Kim Hyon Hui jest szczęśliwą studentką. Żyje w kochającej i szanującej się rodzinie. Jej tata jest urzędnikiem, więc rodzina żyje na dość wysokim poziomie, w przeciwieństwie do innych mieszkańców tego kraju.
„Według południowokoreańskich standardów trudno by nas było zaliczyć nawet do klasy średniej, ale w Korei Północnej należeliśmy do grypy uprzywilejowanej. Luksusem było na przykład mieć w domu olej i móc zawsze usmażyć jedzenie”.
Bohaterka postanawia zostać tajną agentką, aby służyć Partii i doprowadzić do zjednoczenia Korei Północnej z Koreą Południową. Przechodzi kilkuletnie szkolenia i treningi. Mieszka w obozie, z którego wychodzić może jedynie nocą. Uczy się japońskiego i systematycznie trenuje sztuki walki.
„Dostarczono mi czarny kombinezon, czarne buty i czarną maskę z pończochy, która odsłaniała jedynie oczy, jak u jakiegoś dawnego wojownika ninja”.
W końcu nadchodzi ten dzień. Partia przydziela bohaterce misję bardzo dużej wagi. Dziewczyna ma podłożyć bombę w samolocie, którym lecą mieszkańcy Korei Południowej. Według członków partii dzięki temu nie odbędą się mistrzostwa sportowe w Seulu, co doprowadzi do zjednoczenia. Początkowo dziewczyna wierzy w to, co mówią działacze Partii. Jest dumna z siebie i postanawia, że dla swojego kraju zrobi wszystko. Nawet zabije ponad 100 osób.

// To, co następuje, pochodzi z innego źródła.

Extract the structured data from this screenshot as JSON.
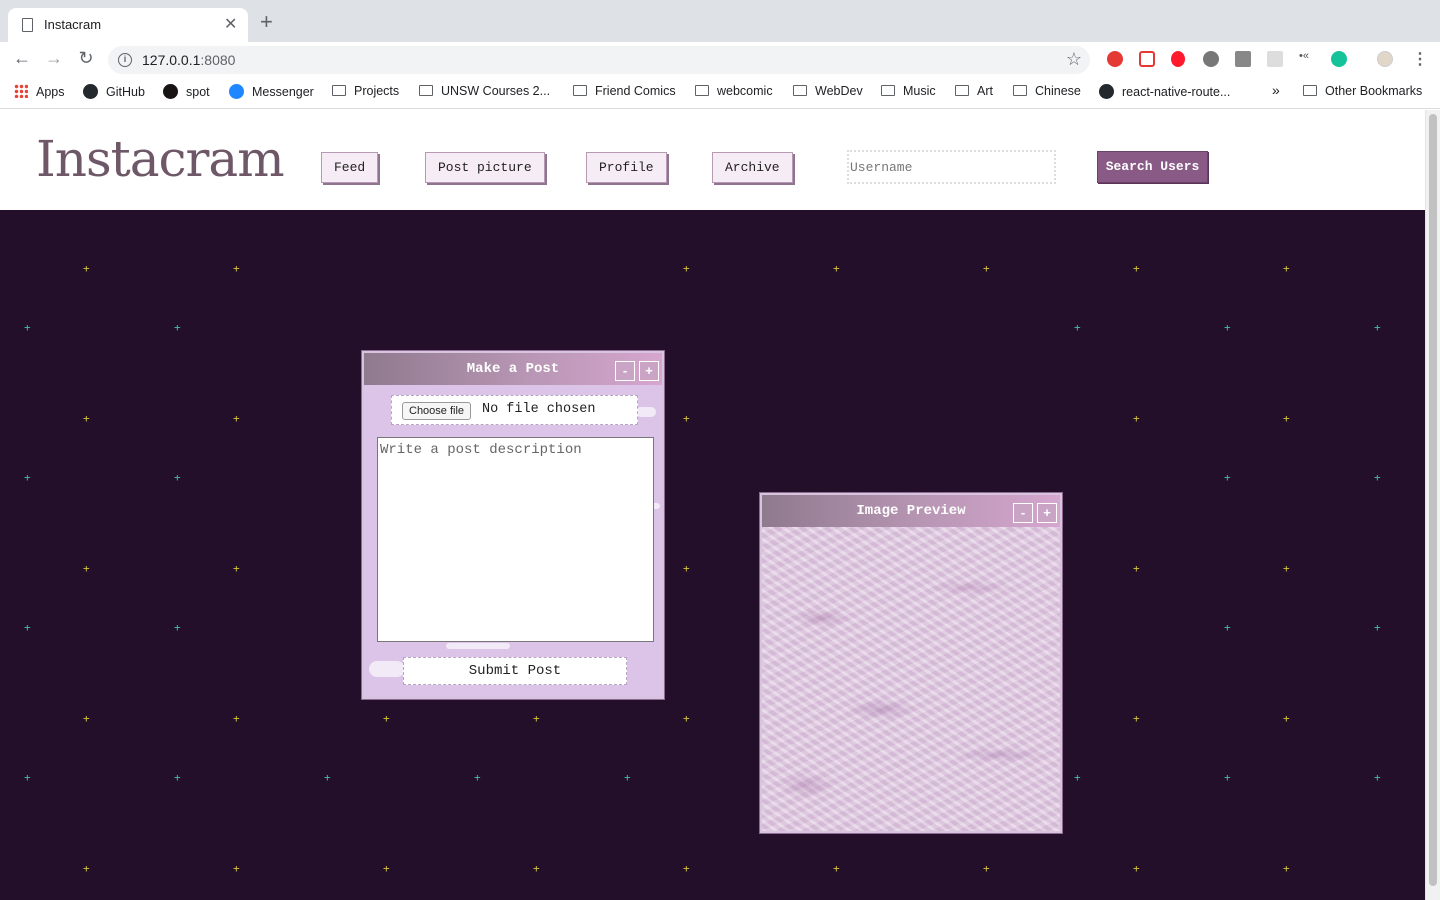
{
  "browser": {
    "tab_title": "Instacram",
    "url_host": "127.0.0.1",
    "url_port": ":8080",
    "bookmarks": [
      {
        "label": "Apps",
        "icon": "apps-grid-icon"
      },
      {
        "label": "GitHub",
        "icon": "github-icon"
      },
      {
        "label": "spot",
        "icon": "spotify-icon"
      },
      {
        "label": "Messenger",
        "icon": "messenger-icon"
      },
      {
        "label": "Projects",
        "icon": "folder-icon"
      },
      {
        "label": "UNSW Courses 2...",
        "icon": "folder-icon"
      },
      {
        "label": "Friend Comics",
        "icon": "folder-icon"
      },
      {
        "label": "webcomic",
        "icon": "folder-icon"
      },
      {
        "label": "WebDev",
        "icon": "folder-icon"
      },
      {
        "label": "Music",
        "icon": "folder-icon"
      },
      {
        "label": "Art",
        "icon": "folder-icon"
      },
      {
        "label": "Chinese",
        "icon": "folder-icon"
      },
      {
        "label": "react-native-route...",
        "icon": "github-icon"
      },
      {
        "label": "»",
        "icon": "overflow-chevron-icon"
      },
      {
        "label": "Other Bookmarks",
        "icon": "folder-icon"
      }
    ]
  },
  "header": {
    "logo": "Instacram",
    "nav": [
      "Feed",
      "Post picture",
      "Profile",
      "Archive"
    ],
    "search_placeholder": "Username",
    "search_button": "Search Users"
  },
  "post_window": {
    "title": "Make a Post",
    "minimize": "-",
    "maximize": "+",
    "choose_file": "Choose file",
    "no_file": "No file chosen",
    "description_placeholder": "Write a post description",
    "submit": "Submit Post"
  },
  "preview_window": {
    "title": "Image Preview",
    "minimize": "-",
    "maximize": "+"
  },
  "colors": {
    "background": "#230f2a",
    "accent": "#8a5a86",
    "window_body": "#dcc3e8"
  }
}
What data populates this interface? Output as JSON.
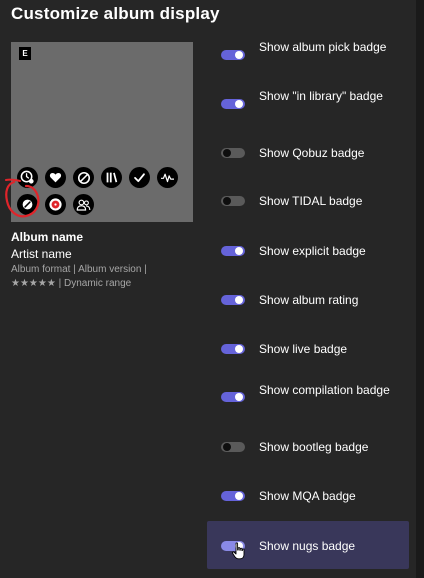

„Stał na pasie startowym, nie dalej niż 100 metrów ode mnie: samolot Korean Air 858. Wpatrywałam się weń przez ogromne okno terminalu, obserwując, jak załoga naziemna kończy prace konserwatorskie. Gdyby tylko wiedzieli, co się dzisiaj stanie…”
W dalszej części książki autorka opisuje swoją przemianę. Po złapaniu jej przez CIA ma dużo czasu do zastanowienia się nad sobą i swoim życiem. Zachodzą w niej znaczące zmiany. Zaczyna rozumieć, była poddana praniu mózgu, ale co z tego jeśli zostaje skazana na karę śmierci?
Bardzo się cieszę, że przeczytałam, a właściwie pochłonęłam tę książkę. Brakuje mi słów, żeby wyrazić, co czułam. Po przeczytaniu czuję się bogatsza mentalnie i emocjonalnie. Szczerze polecam Wam lekturę tej książki.